Cass. 1re civ., 23 nov. 2016, no 15-24445, ECLI:FR:CCASS:2016:C101318, M. X c/ Mme Y, D (cassation partielle sans renvoi CA Paris, 9 juin 2015), Mme Batut, prés. ; SCP Boré et Salve de Bruneton, SCP de Chaisemartin et Courjon, av.
Des époux mariés en 1979 en Turquie résident d'abord chez leurs parents puis quelques mois à Istanbul, avant que Monsieur ne s’enfuie en France pour des raisons politiques. Il obtient alors le statut de réfugié, puis la nationalité française.

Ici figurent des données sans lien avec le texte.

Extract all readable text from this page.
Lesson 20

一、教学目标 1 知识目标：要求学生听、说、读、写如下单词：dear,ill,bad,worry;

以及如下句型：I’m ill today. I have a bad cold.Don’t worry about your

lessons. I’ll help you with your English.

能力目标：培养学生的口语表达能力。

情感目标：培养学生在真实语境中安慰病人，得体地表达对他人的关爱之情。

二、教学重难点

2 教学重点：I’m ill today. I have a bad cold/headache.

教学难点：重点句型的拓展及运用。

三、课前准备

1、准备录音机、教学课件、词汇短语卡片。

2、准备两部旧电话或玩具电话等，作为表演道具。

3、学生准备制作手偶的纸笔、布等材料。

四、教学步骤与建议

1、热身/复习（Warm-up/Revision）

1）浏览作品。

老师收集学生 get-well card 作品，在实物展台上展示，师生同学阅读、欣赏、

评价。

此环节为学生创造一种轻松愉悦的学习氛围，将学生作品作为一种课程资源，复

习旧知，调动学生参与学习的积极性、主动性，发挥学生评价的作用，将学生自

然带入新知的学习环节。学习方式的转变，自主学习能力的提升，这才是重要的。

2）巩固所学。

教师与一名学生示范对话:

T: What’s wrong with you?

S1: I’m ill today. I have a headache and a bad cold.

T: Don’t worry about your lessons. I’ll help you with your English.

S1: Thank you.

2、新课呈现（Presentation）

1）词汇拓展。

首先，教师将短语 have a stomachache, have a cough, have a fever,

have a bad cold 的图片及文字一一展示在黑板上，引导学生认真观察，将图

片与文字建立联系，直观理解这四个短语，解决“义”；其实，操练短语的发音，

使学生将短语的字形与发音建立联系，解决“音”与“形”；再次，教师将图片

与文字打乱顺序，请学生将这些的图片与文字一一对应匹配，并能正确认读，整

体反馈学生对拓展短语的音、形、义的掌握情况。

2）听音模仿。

Deux ans plus tard, son épouse et leur enfant le rejoignent et Madame obtient à son tour le statut de réfugié.
Mariés avant l’entrée en vigueur de la Convention de La Haye de 1978 (le 1er septembre 1992), les juges du fond ont donc dû rechercher le lieu du premier domicile conjugal après le mariage, pour déterminer la loi applicable au régime matrimonial des époux.
La cour d’appel a considéré la première résidence en Turquie comme trop précaire et trop instable, dans le contexte politique à l’époque des faits, pour constituer le lieu où les époux auraient voulu situer « le centre de leurs intérêts patrimoniaux et pécuniaires ».